Hatred is never healed by hatred. That is a universal law. I just quoted an important Buddhist maxim. Many or most of the major religions will tell you the same. That’s why non-violence works—well of course nothing is perfect. If you’re the guy at the very top who doesn’t have to do any of the fighting, I guess violence is useful to you. But in terms of growing a sustainable, reasonably comfortable social structure for the future, violence will not get us there, and I think it’s our job to get us there. So, I think it’s time for a change.
“Just as it was once possible and important for people to imagine a world without slavery, a world beyond slavery; just as it was important for me personally to learn how, as a child, to imagine a world without racial segregation, and then later to imagine a world in which women were not assumed to be inferior to men; . . . it’s really important to work with your imagination. To use your imagination. To think beyond the moment. But, it’s not enough simply to imagine a different future. We can walk around with these ideal words in our heads, while everything crumbles around us.”
These words of Angela Davis (link) were edited from a speech she gave at the University of California, and are similar to comments she made when she was here at Texas A&M University. I’m sure you can find it on YouTube. She’s probably right. It’s probably impossible for people to do what they can’t imagine.

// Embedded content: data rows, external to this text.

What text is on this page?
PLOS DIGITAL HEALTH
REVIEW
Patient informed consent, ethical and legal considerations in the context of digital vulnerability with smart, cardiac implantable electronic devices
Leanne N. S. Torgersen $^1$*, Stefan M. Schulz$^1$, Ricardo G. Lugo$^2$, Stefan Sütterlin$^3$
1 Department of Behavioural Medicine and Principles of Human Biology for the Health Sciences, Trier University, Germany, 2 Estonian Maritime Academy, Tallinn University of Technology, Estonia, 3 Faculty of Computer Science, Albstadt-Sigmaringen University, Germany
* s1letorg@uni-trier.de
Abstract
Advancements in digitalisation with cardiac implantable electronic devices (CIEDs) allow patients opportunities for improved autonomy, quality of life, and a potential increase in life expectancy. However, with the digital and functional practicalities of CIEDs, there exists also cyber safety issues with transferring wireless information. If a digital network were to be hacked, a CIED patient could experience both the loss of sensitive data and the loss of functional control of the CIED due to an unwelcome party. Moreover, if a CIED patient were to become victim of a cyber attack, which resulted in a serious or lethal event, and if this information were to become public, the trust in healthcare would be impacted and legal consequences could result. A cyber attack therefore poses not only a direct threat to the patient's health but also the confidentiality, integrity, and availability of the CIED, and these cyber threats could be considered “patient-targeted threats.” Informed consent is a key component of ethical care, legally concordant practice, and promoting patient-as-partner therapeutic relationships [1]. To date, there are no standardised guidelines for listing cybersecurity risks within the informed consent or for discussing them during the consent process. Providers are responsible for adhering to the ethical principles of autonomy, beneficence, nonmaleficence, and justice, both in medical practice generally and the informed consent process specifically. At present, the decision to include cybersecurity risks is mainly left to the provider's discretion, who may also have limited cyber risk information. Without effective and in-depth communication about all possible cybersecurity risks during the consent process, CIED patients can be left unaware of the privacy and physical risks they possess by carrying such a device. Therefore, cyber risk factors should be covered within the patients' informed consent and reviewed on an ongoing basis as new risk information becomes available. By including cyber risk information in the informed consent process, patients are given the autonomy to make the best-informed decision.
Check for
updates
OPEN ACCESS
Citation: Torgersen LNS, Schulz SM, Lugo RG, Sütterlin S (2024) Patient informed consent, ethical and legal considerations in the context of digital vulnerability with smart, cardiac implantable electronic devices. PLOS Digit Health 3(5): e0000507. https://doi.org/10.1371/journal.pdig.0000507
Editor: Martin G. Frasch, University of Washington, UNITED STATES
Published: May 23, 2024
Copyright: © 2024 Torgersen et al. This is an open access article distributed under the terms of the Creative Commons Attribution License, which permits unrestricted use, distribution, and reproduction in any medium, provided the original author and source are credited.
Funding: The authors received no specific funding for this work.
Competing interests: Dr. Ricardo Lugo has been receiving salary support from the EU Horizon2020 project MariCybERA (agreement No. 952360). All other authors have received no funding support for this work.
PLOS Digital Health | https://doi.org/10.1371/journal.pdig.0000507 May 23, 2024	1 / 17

So, here’s the new plan. And believe me it won’t be easy – five minutes a week – to imagine a viable, sustainable, reasonably comfortable society for our country and our world. But let’s stick with our country and give it a try. You can help with your ideas. I made my statement in Bare Bones Biology 044, entitled Proposal, that you can find on my blog (link). And if you look around the web, and the bookshelves, quite a number of people are trying to do the same.
Perhaps we can evaluate all these visions against a base of what I believe to be the minimum requirements for a healthy, sustainable human social structure. That is, its citizens must be educated in the skills of practical compassion applied to problem solving; of the nature and needs of a healthy ecosystem; and a rule of law that recognizes the conflicting human rights at the level of the individual and at the level of the whole. Certainly we do not want to perpetuate the kind of educational system that is described by New York State Teacher of the Year, John Gatto (read by Jack Kornfield).
“Think of the things that are killing us as a nation: drugs, brainless competition, recreational sex, the pornography of violence, gambling, alcohol, and the worst pornography of all, lives devoted to buying and getting things, accumulation, as if it would give meaning to life. All are simply addictions of dependent or fearful personalities, and that is what our brand of schooling is now inevitably producing. The children I teach become indifferent to the adult world . . . The children I teach have lost most of their curiosity and cannot concentrate long. They have a poor sense of the future. The children I teach are dependent, passive, 18000 hours of watching television. The children I teach are materialistic, following the lead of the schoolteachers who materialistically grade everything, and the advertisements that offer everything in the world for sale. The children I teach are uneasy with intimacy or candor. They lack compassion for misfortune. They laugh at weakness. What are we to do?”